İlkbahar ve Rum Suresi
Güneş koç burcuna girince, Cemre, toprağın bağrına düşünce, Toprak coşar, kanı su olup kaynar,
Her yer fıskiye olur.
Toprak yatağında yatan,
Yapraktan yorganlara sarılan çekirdekler,
Kış uykusundan uyanırlar.
Gülümseyen gözlerle etrafa bakmaya başlarlar.
Güz mevsiminde depolanan soğan ve patatesler bile
Kilerde iken bilirler baharın geldiğini
Ve sızan ışığa doğru süyerler.
Ağaçlar, dallarını bahar yağmurlarıyla yıkarlar.
Saçlarını meltemlerle tararken güneşle kuruturlar.
Kar beyazlığında susan kuşlar,
Çiçek beyazlığında dillenirler.
Denizlerde dalga, dağlarda duman olur.
Ovalar yemyeşil, kayalar serin olur.
Gök gürler, bulutlar güler.
Sevinç gözyaşlarına laleler bardak olur
Kırlarda kuzular şen ve şakrak zıplarken
Bülbüller, leylekler, kumrular orkestra olur.
Bir ırmağın kenarında
Mavi zambaklar arasında
Salkım söğütlerin ince telinde
Bülbülün dilleri mızraba döner.
Tarla kuşları kulaklara fısıldar
Kar altından çıkan çiçeklerin esrarını.
Zerdali çiçekleri gözlere sıhhat sürmeler.
Menekşe kokuları göğüslerden kederi kovar.
Geceler dengelenir.
Yanmak yok, donmak yok.
Serin günlerde selamet,
Mehtaplı gecelerde sohbet vardır.
Yandıran sıcaklarla donduran soğuk arasına
Yemyeşil zümrütten perdeler çekilir.
Emekleyen çocukla dermansız dedenin arasında
Köprü olan gençliğin baharı gibi.
Çocukluğumuzdur bahar,
Gençliğimizdir yaz.
İkinci baharımızdır güz,
İhtiyarlığımızdır kış.
Her mevsimin kendine özel güzelliği vardır.

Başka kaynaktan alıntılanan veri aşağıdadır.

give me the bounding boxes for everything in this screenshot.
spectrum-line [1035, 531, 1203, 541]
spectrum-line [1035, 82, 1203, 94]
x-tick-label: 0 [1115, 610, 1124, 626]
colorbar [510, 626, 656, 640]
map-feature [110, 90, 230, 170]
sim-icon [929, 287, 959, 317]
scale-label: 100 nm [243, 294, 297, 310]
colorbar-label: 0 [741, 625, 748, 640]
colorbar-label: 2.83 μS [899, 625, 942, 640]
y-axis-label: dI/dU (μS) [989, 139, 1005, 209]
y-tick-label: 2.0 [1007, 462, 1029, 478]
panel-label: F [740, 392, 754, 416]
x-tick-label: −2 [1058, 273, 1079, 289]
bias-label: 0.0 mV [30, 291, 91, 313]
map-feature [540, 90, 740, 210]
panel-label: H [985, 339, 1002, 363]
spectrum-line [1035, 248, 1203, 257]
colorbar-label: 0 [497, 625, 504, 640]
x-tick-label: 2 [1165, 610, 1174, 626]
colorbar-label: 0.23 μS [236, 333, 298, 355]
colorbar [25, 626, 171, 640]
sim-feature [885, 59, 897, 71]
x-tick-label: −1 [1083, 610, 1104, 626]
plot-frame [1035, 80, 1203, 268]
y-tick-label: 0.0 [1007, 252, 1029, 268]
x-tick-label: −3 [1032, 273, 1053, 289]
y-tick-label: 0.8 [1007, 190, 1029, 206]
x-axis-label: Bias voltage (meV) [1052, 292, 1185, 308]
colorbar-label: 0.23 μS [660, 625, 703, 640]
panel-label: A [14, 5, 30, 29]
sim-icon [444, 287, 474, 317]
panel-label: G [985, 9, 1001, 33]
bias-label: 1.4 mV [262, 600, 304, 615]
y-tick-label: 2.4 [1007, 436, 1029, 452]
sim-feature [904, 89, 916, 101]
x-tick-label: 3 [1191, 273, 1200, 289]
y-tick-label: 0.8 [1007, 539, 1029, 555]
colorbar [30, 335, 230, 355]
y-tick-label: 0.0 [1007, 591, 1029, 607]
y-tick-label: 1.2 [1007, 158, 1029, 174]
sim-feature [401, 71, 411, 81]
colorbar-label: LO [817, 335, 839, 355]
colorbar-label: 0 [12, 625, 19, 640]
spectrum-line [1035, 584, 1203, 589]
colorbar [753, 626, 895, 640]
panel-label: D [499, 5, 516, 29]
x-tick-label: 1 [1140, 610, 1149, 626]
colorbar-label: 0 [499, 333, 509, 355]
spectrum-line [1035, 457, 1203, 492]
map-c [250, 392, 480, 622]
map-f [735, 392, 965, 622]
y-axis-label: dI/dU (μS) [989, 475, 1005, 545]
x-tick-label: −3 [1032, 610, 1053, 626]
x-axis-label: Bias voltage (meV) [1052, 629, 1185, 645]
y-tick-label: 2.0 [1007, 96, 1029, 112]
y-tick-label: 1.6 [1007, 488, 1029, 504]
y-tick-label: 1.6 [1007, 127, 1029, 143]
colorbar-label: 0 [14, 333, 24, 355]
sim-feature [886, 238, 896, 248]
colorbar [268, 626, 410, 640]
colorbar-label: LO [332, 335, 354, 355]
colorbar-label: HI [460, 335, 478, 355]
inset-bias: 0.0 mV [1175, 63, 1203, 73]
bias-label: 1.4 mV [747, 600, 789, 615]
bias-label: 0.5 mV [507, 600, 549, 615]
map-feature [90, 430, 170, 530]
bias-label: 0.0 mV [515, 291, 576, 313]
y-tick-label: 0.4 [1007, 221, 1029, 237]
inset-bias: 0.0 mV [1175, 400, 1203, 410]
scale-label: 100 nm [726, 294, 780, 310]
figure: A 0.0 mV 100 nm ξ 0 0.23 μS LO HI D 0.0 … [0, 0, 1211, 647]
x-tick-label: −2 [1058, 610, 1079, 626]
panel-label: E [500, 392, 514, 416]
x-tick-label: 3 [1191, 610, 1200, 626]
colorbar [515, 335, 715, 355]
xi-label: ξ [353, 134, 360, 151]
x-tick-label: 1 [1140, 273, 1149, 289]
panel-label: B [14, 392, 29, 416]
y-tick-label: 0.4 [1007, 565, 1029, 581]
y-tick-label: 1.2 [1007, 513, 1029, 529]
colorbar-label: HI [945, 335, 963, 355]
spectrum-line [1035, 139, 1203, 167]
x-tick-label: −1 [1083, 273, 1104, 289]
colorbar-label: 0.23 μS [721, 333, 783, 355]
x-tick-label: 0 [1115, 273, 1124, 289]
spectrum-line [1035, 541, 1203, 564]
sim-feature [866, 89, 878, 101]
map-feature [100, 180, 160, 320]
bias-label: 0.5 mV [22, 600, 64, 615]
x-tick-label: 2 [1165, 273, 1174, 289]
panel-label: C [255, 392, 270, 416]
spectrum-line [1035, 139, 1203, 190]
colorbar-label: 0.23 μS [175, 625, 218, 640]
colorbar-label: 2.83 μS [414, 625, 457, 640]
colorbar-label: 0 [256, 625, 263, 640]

Her mevsim kendi meyvesini,
Hediye olarak sunar bize.
"Allah var, keder yok" deyin ve
Rabbimizi dinleyin:
"Allah'ın rahmetinin izlerine bir bak, ölümünden sonra yeryüzünü nasıl diriltiyor? Şüphesiz ölüleri işte böylece diriltir. O her şeye gücü yetendir." (Kur'an-ı Kerim, Rum Suresi, ayet 50)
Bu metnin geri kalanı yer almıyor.